CDH5 features production ready MR2 using YARN. MR2 is also supported by Cloudera Manager and backwards compatibility with MR1 is also included. However Cloudera recommends using YARN with CDH5. Using YARN one can run SQL, MapReduce and Spark workloads concurrently, with better overall resource utilization.
Apache Spark is now included in CDH5. Cloudera claims 5 to 100 faster job execution using Spark with some or all phases of the jobs running in memory. Spark recently graduated from Apache incubator and has picked up a momentum throughout 2013 with more than 100 contributors helping in the project. Integrating Spark in CDH5 can expand Hadoop’s usage beyond batch processing into real time analytics. Other than Cloudera, MapR also recently announced support for the complete Spark Stack in the MapR distribution for Apache Hadoop.

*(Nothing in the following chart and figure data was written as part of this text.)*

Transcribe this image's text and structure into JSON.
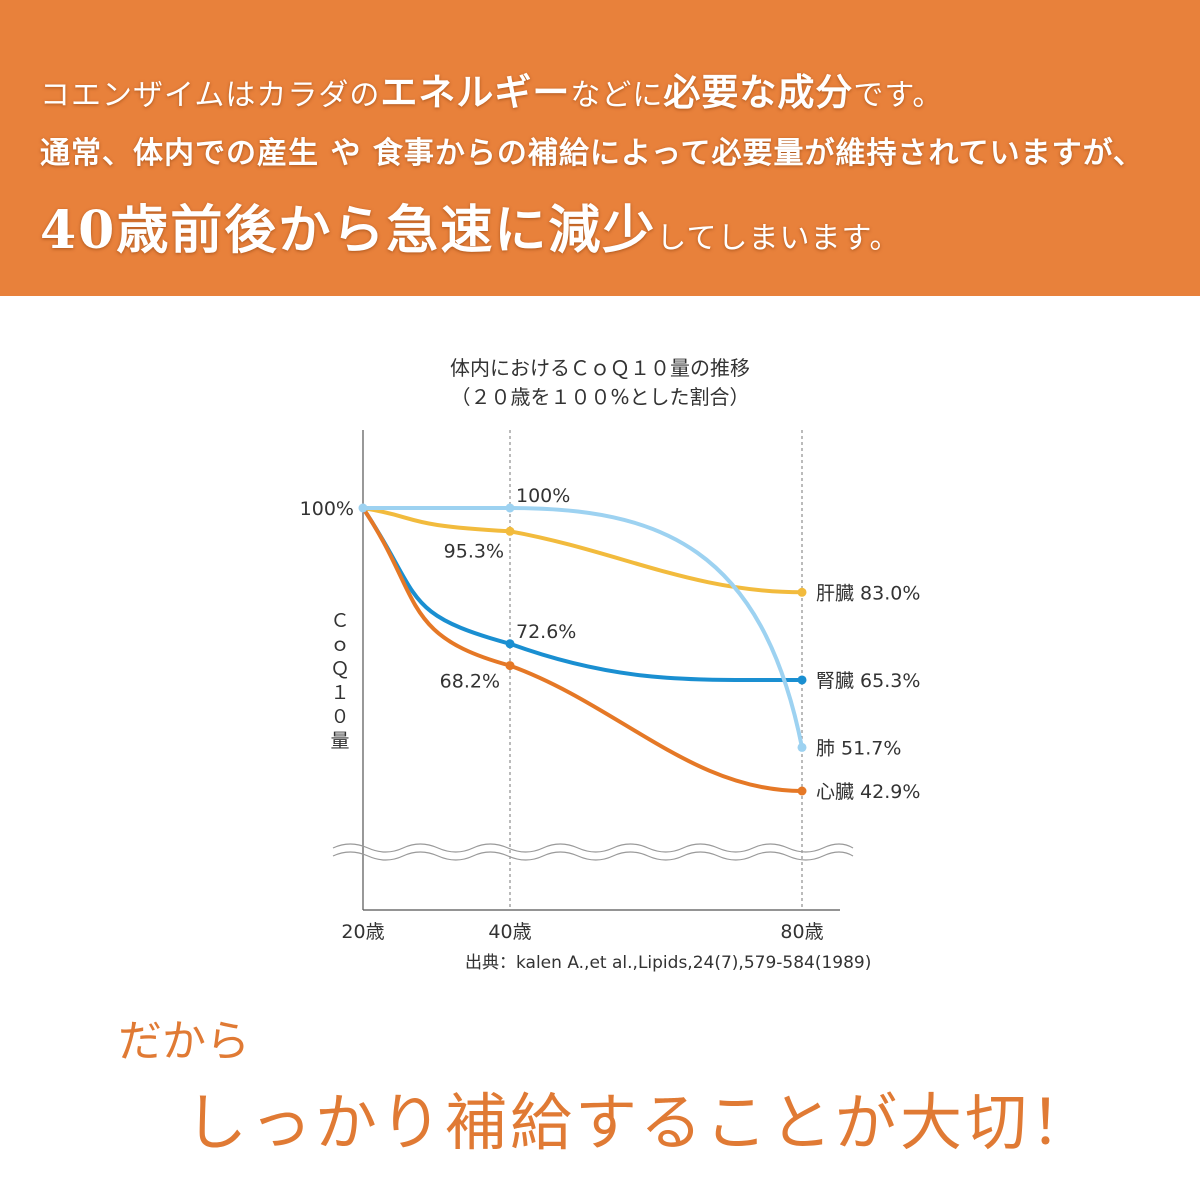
{
  "banner": {
    "line1_pre": "コエンザイムはカラダの",
    "line1_emph1": "エネルギー",
    "line1_mid": "などに",
    "line1_emph2": "必要な成分",
    "line1_post": "です。",
    "line2": "通常、体内での産生 や 食事からの補給によって必要量が維持されていますが、",
    "line3_emph": "40歳前後から急速に減少",
    "line3_post": "してしまいます。",
    "bg_color": "#e8813b"
  },
  "chart_data": {
    "type": "line",
    "title": "体内におけるＣｏＱ１０量の推移",
    "subtitle": "（２０歳を１００%とした割合）",
    "ylabel": "ＣｏＱ１０量",
    "x": [
      20,
      40,
      80
    ],
    "xtick_labels": [
      "20歳",
      "40歳",
      "80歳"
    ],
    "ytick_label": "100%",
    "ylim": [
      35,
      110
    ],
    "series": [
      {
        "name": "肝臓",
        "values": [
          100,
          95.3,
          83.0
        ],
        "color": "#f2bb3d",
        "mid_label": "95.3%",
        "end_label": "83.0%"
      },
      {
        "name": "腎臓",
        "values": [
          100,
          72.6,
          65.3
        ],
        "color": "#1a8fd1",
        "mid_label": "72.6%",
        "end_label": "65.3%"
      },
      {
        "name": "肺",
        "values": [
          100,
          100,
          51.7
        ],
        "color": "#9dd2f1",
        "mid_label": "100%",
        "end_label": "51.7%"
      },
      {
        "name": "心臓",
        "values": [
          100,
          68.2,
          42.9
        ],
        "color": "#e57826",
        "mid_label": "68.2%",
        "end_label": "42.9%"
      }
    ],
    "source": "出典：kalen A.,et al.,Lipids,24(7),579-584(1989)",
    "grid": "dashed verticals at 40 and 80"
  },
  "closing": {
    "line1": "だから",
    "line2": "しっかり補給することが大切！",
    "color": "#e07a34"
  }
}
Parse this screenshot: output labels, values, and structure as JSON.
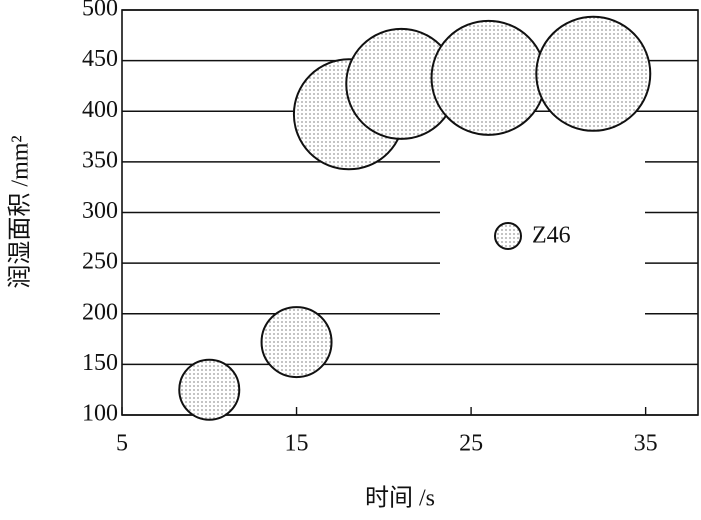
{
  "chart_data": {
    "type": "bubble",
    "x_label": "时间 /s",
    "y_label": "润湿面积 /mm²",
    "xlim": [
      5,
      38
    ],
    "xticks": [
      5,
      15,
      25,
      35
    ],
    "ylim": [
      100,
      500
    ],
    "yticks": [
      100,
      150,
      200,
      250,
      300,
      350,
      400,
      450,
      500
    ],
    "grid": true,
    "legend": "center right",
    "series": [
      {
        "name": "Z46",
        "color": "#9a9a9a",
        "x": [
          10,
          15,
          18,
          21,
          26,
          32
        ],
        "values": [
          125,
          172,
          397,
          427,
          433,
          437
        ],
        "sizes": [
          30,
          35,
          55,
          55,
          57,
          57
        ]
      }
    ]
  }
}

With CDH5, SQL querying is now included in CDH via Cloudera Impala in addition to Hive. The SQL supported feature differences though, may be the distinctive point between these two solutions.
Cloudera search integration into CDH5, also means that any file or object can be indexed and searched in near-real time. Cloudera search is based on Apache Solr and while it is not intended to be a custom search solution, it provides full-text search capability for all data in CDH.
Integration with over 100 partner products in Cloudera Enterprise 5 helps in integrating popular predictive analytics tools with CDH data sets. Data scientists can use their favorite tools like SAS or Revolution Analytics with less engineering overhead.
Full disaster recovery, automated backup and restore tools and better access control are also included. Cloudera views IBM and Pivotal as its main competitors rather than Hortonworks and MapR and the enterprise data hub is the epicenter of its efforts.